In March 2015 Slovak media revealed that the Trnava plant will produce a new Citroën model with code name B618, a small SUV in the B segment similar to the C3-XR model. The French headquarters confirmed this news in April 2015 with a total investment of 300 mil. euros. On 15 March 2016 the model was revealed on site. The car turned out to be the Citroën C3 III.

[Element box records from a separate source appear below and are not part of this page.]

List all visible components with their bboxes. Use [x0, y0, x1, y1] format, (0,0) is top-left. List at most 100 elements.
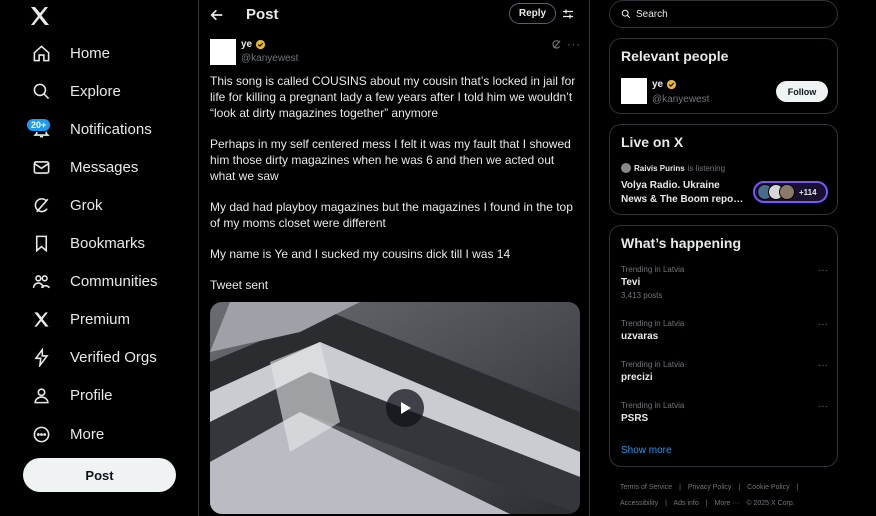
relevant-people-title: Relevant people [621, 48, 729, 64]
nav-more[interactable]: More [22, 416, 114, 452]
search-icon [621, 9, 631, 19]
trend-item[interactable]: Trending in Latvia uzvaras ··· [621, 319, 828, 342]
listeners-pill[interactable]: +114 [753, 181, 828, 203]
home-icon [33, 44, 50, 61]
avatar[interactable] [621, 78, 647, 104]
relevant-name-row[interactable]: ye [652, 79, 677, 90]
trend-item[interactable]: Trending in Latvia PSRS ··· [621, 401, 828, 424]
people-icon [32, 274, 51, 288]
bookmark-icon [35, 235, 48, 252]
nav-communities[interactable]: Communities [22, 263, 168, 299]
show-more-link[interactable]: Show more [621, 445, 672, 456]
follow-button[interactable]: Follow [776, 81, 828, 102]
tweet-paragraph: My dad had playboy magazines but the mag… [210, 200, 573, 230]
more-options-icon[interactable]: ··· [818, 319, 828, 330]
listener-count: +114 [799, 187, 817, 197]
search-placeholder: Search [636, 8, 668, 20]
nav-verified-orgs-label: Verified Orgs [70, 348, 157, 366]
post-button[interactable]: Post [23, 458, 176, 492]
live-panel[interactable]: Live on X Raivis Purins is listening Vol… [609, 124, 838, 215]
more-options-icon[interactable]: ··· [567, 39, 581, 51]
tweet-paragraph: This song is called COUSINS about my cou… [210, 74, 576, 120]
footer-separator: | [665, 500, 667, 507]
footer: Terms of Service | Privacy Policy | Cook… [620, 480, 840, 512]
trend-item[interactable]: Trending in Latvia precizi ··· [621, 360, 828, 383]
author-name[interactable]: ye [241, 39, 252, 50]
relevant-people-panel: Relevant people ye @kanyewest Follow [609, 38, 838, 114]
footer-separator: | [705, 500, 708, 507]
nav-grok-label: Grok [70, 196, 103, 214]
nav-bookmarks-label: Bookmarks [70, 234, 146, 252]
footer-separator: | [738, 484, 741, 491]
trend-name: precizi [621, 372, 653, 383]
nav-home-label: Home [70, 44, 111, 62]
trend-category: Trending in Latvia [621, 360, 685, 369]
search-input[interactable]: Search [609, 0, 838, 28]
envelope-icon [33, 160, 50, 174]
relevant-name[interactable]: ye [652, 79, 663, 90]
tweet-paragraph: Tweet sent [210, 278, 269, 292]
search-icon [33, 83, 50, 99]
trend-category: Trending in Latvia [621, 401, 685, 410]
footer-separator: | [796, 484, 799, 491]
more-circle-icon [33, 426, 50, 442]
play-button[interactable] [386, 389, 424, 427]
notifications-badge: 20+ [26, 118, 52, 132]
nav-explore-label: Explore [70, 82, 121, 100]
footer-link[interactable]: Ads info [673, 500, 698, 507]
space-title: Volya Radio. Ukraine News & The Boom rep… [621, 180, 744, 205]
whats-happening-panel: What’s happening Trending in Latvia Tevi… [609, 225, 838, 467]
verified-badge-icon [256, 39, 266, 50]
more-options-icon[interactable]: ··· [818, 360, 828, 371]
trend-name: Tevi [621, 277, 641, 288]
tweet-text: This song is called COUSINS about my cou… [210, 73, 580, 308]
copyright: © 2025 X Corp. [746, 500, 795, 507]
author-name-row[interactable]: ye [241, 39, 266, 50]
relevant-handle[interactable]: @kanyewest [652, 94, 709, 105]
nav-profile-label: Profile [70, 386, 113, 404]
footer-link[interactable]: Accessibility [620, 500, 658, 507]
x-logo-icon[interactable] [28, 4, 52, 28]
sliders-icon[interactable] [562, 8, 574, 20]
page-title: Post [246, 6, 279, 23]
footer-more-link[interactable]: More ··· [715, 500, 740, 507]
author-avatar[interactable] [210, 39, 236, 65]
trend-item[interactable]: Trending in Latvia Tevi 3,413 posts ··· [621, 265, 828, 300]
nav-messages[interactable]: Messages [22, 149, 148, 185]
nav-notifications-label: Notifications [70, 120, 152, 138]
nav-profile[interactable]: Profile [22, 377, 123, 413]
live-host-row: Raivis Purins is listening [621, 163, 725, 173]
nav-bookmarks[interactable]: Bookmarks [22, 225, 155, 261]
more-options-icon[interactable]: ··· [818, 265, 828, 276]
host-status: is listening [687, 163, 726, 173]
footer-row-2: Accessibility | Ads info | More ··· © 20… [620, 496, 840, 512]
author-handle[interactable]: @kanyewest [241, 53, 298, 64]
host-name: Raivis Purins [634, 163, 685, 173]
nav-more-label: More [70, 425, 105, 443]
trend-posts: 3,413 posts [621, 291, 663, 300]
reply-button[interactable]: Reply [509, 3, 556, 24]
host-avatar [621, 163, 631, 173]
back-arrow-icon[interactable] [209, 7, 225, 23]
nav-messages-label: Messages [70, 158, 139, 176]
main-column: Post Reply ye @kanyewest ··· This song i… [198, 0, 590, 516]
nav-explore[interactable]: Explore [22, 73, 131, 109]
tweet-paragraph: My name is Ye and I sucked my cousins di… [210, 247, 511, 261]
nav-premium[interactable]: Premium [22, 301, 140, 337]
trend-name: PSRS [621, 413, 649, 424]
footer-separator: | [679, 484, 681, 491]
verified-badge-icon [667, 79, 677, 90]
footer-link[interactable]: Privacy Policy [688, 484, 732, 491]
nav-home[interactable]: Home [22, 35, 120, 71]
video-player[interactable] [210, 302, 580, 514]
more-options-icon[interactable]: ··· [818, 401, 828, 412]
trend-name: uzvaras [621, 331, 659, 342]
person-icon [34, 387, 49, 403]
nav-grok[interactable]: Grok [22, 187, 113, 223]
footer-link[interactable]: Cookie Policy [747, 484, 789, 491]
nav-verified-orgs[interactable]: Verified Orgs [22, 339, 167, 375]
x-logo-icon [34, 311, 49, 327]
footer-link[interactable]: Terms of Service [620, 484, 672, 491]
avatar [779, 184, 795, 200]
grok-icon[interactable] [551, 39, 562, 50]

Since 2019, the plant is the main manufacturer of the Peugeot 208 II. It is also the only manufacturer of the electric version of this model, the Peugeot e-208.

=== Peugeot ===

- Peugeot 207 (from June 2006 to 2012, 792,149 units assembled)
- Peugeot 208 I (from 2012 to September 2019, 1,275,058 units)
- Peugeot 208 II (since July 2019, 174,950 units as of late 2020)
- Peugeot e-208 (since November 2019, 40,597 units as of late 2020)

=== Citroën ===

- Citroën C3 Picasso (from September 2008 to June 2017, 501,956 units as of late 2020)
- Citroën C3 III (since September 2016, 931,316 units as of late 2020)

==Scale and purpose==
The plant has a designed capacity to produce 300,000 cars annually, originally intended to employ 3,000 people organised into three shifts, which according to the manufacturer equates to an hourly output of 55 vehicles. The Trnava plant was built to produce the company's "Platform 1" cars, which are small cars. The first car to be produced in volume was the Peugeot 207 produced initially in October 2006 at a daily rate of 450, with an increase to 800 scheduled in time for Q2, 2007. With the 2013 production the factory was close to its planned capacity with daily production of 1200 cars and 3500 employees. In 2014 with 3500 employees and 255,176 cars was a capacity used to 85% including 30 days when it was not producing. General director of the plant Rémi Girardon confirmed in March 2015 a plan to produce third car model (Citroën) with a goal of 360.000 cars in 2017 and therefore from May 2015 hourly output will be increased to 57 to 60 vehicles with new employees. A fourth (weekend) shift will be introduced in 2016 and subsequently the number of employees will increase to 4200 by 2018.

==Departments==
The plant comprises six principal departments, devoted respectively to Metal forming / presses, Welding based body assembly, painting, final assembly, logistics and quality.

==Wage levels==
In 2006, shortly after the plant opened, there was much discussion in France of relative wage levels, with reports that the minimum wage at the Trnava factory was €183 per month and the average salary €450, although the salary of an assembly line worker would be only €350. Reference was also made to wages at the nearby Volkswagen plant being 85% lower than those of that company's German employees. PSA president Jean-Martin Folz played down the question of wage differentials, however, pointing out that Slovakian auto-industry wage levels were likely to rise rapidly, since the area was quickly becoming a European centre of expertise and excellence for auto-makers, with a Volkswagen plant at Bratislava since 1991 and a Kia plant at Žilina, as well as other new auto-plants recently built across the frontier in the Czech Republic by international brands including Hyundai, Škoda and, in partnership with Toyota, by PSA themselves.

In the year 2015 the average monthly wage was €1.331 and wages below €850 will be specially compensated with 13th salary.